Here’s the original clip…
Video: Adobe

...and this is what it looks like Image-to-Video ‘remakes’ the footage. Notice how the yellow cable is wobbling for no reason?
Video: Adobe

You won’t be making entire movies with this tech any time soon, either. The maximum length of Text-to-Video and Image-to-Video clips is currently five seconds, and the quality tops out at 720p and 24 frames per second. By comparison, OpenAI says that Sora can generate videos up to a minute long “while maintaining visual quality and adherence to the user’s prompt” — but that’s not available to the public yet despite being announced months before Adobe’s tools. 

The model is restricted to producing clips that are around four seconds long, like this example of an AI-generated baby dragon scrambling around in magma.
Video: Adobe

Text-to-Video, Image-to-Video, and Generative Extend all take about 90 seconds to generate, but Adobe says it’s working on a “turbo mode” to cut that down. And restricted as it may be, Adobe says its tools powered by its AI video model are “commercially safe” because they’re trained on content that the creative software giant was permitted to use. Given models from other providers like Runway are being scrutinized for allegedly being trained on thousands of scraped YouTube videos — or in Meta’s case, maybe even your personal videos — commercial viability could be a deal cincher for some users.
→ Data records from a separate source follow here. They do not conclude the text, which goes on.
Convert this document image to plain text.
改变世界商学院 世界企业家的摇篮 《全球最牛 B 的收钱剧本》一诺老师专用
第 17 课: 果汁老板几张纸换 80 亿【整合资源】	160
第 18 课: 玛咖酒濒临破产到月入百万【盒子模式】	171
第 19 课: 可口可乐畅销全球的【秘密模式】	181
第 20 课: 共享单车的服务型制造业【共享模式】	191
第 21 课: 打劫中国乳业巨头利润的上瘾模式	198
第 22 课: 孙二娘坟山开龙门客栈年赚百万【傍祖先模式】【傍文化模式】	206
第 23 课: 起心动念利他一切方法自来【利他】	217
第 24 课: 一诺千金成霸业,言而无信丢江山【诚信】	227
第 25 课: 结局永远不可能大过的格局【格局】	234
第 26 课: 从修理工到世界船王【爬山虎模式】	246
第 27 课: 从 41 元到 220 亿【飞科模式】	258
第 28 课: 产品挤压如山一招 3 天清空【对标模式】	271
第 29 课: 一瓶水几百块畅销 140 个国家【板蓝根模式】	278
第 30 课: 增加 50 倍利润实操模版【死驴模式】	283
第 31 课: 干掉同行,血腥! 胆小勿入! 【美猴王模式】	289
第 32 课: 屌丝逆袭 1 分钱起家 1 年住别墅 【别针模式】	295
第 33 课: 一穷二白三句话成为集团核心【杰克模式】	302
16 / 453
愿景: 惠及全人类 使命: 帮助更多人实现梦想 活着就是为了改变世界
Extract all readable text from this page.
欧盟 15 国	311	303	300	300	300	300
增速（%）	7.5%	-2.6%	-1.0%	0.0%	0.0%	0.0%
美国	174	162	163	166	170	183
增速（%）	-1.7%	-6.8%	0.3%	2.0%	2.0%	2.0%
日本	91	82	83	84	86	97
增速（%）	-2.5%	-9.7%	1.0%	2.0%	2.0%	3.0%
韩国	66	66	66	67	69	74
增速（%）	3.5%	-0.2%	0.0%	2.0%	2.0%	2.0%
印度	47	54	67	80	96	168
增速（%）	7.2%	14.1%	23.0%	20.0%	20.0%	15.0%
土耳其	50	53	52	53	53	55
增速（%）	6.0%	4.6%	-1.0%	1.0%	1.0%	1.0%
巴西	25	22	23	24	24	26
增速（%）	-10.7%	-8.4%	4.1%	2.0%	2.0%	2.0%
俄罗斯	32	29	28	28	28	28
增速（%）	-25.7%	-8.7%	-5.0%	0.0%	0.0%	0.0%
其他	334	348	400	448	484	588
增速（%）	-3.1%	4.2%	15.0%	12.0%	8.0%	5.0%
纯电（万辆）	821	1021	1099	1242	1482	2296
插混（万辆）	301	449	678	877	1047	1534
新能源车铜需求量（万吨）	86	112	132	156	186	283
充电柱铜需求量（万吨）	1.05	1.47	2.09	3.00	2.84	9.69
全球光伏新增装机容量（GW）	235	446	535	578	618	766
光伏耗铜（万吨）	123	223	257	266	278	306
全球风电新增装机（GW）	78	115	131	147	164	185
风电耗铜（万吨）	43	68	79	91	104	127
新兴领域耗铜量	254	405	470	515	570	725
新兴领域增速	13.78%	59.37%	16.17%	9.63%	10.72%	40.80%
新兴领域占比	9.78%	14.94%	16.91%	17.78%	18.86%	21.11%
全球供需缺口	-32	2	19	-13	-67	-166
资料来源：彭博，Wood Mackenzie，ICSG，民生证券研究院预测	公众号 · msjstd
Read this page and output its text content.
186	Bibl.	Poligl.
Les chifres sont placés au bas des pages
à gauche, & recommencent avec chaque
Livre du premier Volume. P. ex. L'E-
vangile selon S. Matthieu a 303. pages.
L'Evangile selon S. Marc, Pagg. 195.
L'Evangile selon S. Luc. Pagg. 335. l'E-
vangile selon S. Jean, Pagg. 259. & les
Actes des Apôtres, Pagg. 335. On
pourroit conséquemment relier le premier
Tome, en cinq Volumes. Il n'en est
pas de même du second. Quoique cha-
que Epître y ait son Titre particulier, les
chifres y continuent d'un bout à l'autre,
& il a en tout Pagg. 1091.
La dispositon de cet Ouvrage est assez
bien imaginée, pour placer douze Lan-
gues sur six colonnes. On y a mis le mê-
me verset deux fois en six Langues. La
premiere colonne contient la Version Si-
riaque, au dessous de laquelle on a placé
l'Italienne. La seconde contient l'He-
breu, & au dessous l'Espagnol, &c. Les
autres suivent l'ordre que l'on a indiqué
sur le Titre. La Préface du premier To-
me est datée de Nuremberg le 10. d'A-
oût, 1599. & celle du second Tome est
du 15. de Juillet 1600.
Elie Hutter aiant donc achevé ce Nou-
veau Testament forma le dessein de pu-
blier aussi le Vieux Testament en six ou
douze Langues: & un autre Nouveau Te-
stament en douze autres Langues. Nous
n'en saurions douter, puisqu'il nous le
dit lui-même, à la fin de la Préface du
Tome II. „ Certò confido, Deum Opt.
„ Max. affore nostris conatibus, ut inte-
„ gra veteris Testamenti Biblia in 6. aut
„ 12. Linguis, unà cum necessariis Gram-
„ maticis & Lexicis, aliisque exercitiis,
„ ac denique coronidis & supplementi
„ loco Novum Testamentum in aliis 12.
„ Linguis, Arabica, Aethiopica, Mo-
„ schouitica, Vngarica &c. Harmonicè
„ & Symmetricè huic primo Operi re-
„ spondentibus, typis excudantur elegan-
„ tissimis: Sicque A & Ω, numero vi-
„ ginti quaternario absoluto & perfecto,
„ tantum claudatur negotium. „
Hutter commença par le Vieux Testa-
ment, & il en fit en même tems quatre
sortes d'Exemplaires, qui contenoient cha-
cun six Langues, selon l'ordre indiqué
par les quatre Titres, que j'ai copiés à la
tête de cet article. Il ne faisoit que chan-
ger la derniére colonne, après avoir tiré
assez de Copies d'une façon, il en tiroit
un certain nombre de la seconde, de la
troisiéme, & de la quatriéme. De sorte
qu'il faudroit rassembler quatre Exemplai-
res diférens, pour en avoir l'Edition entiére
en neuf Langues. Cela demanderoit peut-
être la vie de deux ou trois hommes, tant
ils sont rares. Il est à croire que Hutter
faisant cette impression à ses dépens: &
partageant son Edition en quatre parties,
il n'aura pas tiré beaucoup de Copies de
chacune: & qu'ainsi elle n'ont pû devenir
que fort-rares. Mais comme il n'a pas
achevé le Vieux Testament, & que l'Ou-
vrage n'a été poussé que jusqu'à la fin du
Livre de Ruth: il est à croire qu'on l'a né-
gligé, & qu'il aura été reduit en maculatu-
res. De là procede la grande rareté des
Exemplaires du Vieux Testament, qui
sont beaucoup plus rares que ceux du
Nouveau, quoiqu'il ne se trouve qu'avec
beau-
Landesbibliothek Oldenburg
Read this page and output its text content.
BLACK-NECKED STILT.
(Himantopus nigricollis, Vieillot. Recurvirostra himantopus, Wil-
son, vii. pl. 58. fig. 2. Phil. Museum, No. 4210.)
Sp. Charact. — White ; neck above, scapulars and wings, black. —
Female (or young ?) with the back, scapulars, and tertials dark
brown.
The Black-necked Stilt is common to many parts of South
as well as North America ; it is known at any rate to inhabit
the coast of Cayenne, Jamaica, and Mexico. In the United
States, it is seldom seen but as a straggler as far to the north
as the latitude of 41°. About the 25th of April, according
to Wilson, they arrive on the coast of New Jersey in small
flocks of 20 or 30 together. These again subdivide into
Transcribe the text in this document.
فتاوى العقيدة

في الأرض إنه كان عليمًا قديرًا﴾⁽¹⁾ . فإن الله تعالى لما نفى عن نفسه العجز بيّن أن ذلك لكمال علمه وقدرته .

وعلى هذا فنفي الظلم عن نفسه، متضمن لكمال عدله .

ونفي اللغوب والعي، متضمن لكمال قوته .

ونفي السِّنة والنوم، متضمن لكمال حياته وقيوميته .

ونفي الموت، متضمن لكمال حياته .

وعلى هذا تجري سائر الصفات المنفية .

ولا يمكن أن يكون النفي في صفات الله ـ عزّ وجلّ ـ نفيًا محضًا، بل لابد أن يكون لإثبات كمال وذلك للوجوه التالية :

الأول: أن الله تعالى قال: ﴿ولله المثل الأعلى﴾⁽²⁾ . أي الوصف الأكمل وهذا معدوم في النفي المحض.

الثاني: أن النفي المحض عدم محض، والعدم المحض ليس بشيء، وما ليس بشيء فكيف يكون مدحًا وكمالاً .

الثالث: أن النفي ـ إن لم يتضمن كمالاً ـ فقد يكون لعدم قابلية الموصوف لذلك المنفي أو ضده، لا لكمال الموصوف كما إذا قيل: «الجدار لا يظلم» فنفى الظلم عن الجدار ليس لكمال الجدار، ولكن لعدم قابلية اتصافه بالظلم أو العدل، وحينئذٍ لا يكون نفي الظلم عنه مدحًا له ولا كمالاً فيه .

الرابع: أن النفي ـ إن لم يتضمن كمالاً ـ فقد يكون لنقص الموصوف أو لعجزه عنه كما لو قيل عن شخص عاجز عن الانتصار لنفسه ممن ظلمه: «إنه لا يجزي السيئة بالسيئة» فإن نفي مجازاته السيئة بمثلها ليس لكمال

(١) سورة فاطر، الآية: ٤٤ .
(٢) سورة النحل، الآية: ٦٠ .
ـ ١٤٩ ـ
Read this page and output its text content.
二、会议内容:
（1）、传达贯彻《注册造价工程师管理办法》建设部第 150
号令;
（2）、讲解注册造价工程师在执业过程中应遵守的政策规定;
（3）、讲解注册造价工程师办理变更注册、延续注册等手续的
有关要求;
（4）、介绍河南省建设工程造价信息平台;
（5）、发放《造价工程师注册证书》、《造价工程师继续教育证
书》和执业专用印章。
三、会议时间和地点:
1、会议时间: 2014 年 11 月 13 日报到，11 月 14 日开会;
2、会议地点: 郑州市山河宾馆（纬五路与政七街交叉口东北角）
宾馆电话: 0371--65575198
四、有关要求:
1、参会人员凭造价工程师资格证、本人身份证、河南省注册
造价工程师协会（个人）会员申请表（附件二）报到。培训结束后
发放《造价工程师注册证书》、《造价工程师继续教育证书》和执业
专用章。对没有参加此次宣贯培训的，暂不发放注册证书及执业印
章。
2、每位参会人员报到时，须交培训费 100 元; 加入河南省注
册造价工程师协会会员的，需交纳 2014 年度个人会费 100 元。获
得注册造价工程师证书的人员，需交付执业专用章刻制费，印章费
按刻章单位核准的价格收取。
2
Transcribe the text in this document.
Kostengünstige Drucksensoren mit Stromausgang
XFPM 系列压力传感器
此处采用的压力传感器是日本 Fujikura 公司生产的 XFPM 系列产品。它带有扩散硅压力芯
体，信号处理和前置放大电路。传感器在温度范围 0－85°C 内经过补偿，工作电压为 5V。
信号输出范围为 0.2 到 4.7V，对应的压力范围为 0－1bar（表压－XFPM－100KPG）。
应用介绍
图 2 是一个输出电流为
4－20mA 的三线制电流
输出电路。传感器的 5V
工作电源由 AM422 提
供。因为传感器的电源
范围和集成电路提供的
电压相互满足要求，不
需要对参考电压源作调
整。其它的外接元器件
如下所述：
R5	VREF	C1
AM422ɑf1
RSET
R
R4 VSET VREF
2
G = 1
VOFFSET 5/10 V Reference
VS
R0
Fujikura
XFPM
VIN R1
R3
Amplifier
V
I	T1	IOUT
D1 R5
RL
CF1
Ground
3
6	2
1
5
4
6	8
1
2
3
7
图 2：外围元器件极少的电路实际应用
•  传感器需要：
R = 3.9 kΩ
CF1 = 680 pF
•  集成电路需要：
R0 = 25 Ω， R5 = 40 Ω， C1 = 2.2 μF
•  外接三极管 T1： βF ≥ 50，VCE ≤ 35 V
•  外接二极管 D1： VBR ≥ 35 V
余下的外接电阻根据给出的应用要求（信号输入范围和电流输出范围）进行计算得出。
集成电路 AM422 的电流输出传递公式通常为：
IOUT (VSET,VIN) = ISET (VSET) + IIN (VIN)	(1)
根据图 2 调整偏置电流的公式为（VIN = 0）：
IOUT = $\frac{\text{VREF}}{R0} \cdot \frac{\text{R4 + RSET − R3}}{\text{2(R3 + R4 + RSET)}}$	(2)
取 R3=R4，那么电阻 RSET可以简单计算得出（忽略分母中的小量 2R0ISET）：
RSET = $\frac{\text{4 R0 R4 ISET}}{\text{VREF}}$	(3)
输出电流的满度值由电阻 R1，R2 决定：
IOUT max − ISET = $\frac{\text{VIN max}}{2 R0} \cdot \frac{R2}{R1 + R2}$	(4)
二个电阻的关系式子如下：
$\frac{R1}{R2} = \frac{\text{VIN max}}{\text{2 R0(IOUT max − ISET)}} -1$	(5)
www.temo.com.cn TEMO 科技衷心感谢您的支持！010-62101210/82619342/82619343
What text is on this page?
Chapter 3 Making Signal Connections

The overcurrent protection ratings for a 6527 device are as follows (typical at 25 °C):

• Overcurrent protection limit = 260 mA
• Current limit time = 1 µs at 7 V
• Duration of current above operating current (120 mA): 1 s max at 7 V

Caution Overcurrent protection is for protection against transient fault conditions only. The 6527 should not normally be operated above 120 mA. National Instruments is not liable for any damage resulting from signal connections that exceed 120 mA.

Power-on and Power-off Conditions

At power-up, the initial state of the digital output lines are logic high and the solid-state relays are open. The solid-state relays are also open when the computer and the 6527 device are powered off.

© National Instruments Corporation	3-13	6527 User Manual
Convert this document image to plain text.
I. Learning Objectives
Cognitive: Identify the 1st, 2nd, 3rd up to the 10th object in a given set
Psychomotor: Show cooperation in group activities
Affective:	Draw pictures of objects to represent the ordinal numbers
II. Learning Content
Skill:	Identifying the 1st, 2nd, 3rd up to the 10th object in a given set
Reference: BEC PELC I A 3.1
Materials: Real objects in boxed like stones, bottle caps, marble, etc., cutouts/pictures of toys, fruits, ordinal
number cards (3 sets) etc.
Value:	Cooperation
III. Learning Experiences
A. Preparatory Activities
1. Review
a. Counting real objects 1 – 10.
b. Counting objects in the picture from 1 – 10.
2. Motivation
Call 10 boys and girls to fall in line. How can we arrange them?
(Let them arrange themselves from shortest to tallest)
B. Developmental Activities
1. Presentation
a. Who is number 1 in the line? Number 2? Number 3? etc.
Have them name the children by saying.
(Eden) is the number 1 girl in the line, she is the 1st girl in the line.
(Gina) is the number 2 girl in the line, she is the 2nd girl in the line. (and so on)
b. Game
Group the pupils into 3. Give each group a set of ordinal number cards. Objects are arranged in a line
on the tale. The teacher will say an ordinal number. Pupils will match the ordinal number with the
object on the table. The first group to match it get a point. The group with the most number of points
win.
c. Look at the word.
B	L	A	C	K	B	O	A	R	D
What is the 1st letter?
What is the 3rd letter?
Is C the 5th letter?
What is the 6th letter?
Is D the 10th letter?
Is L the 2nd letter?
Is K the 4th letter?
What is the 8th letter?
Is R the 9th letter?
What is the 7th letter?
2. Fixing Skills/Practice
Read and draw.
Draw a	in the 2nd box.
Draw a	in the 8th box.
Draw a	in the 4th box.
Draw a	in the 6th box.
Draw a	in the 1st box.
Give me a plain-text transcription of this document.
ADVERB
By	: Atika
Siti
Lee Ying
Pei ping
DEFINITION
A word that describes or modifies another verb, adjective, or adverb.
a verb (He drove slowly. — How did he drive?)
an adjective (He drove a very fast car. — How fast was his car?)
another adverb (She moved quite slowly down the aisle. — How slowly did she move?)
One other benefit is that videos created or edited using Adobe’s Firefly video model can be embedded with Content Credentials to help disclose AI usage and ownership rights when published online. It’s not clear when these tools will be out of beta, but at least they’re publicly available — which is more than we can say for OpenAI’s Sora, Meta’s Movie Gen, and Google’s Veo generators.

The AI video launches were announced today at Adobe’s MAX conference, where the company is also introducing a number of other AI-powered features across its creative apps.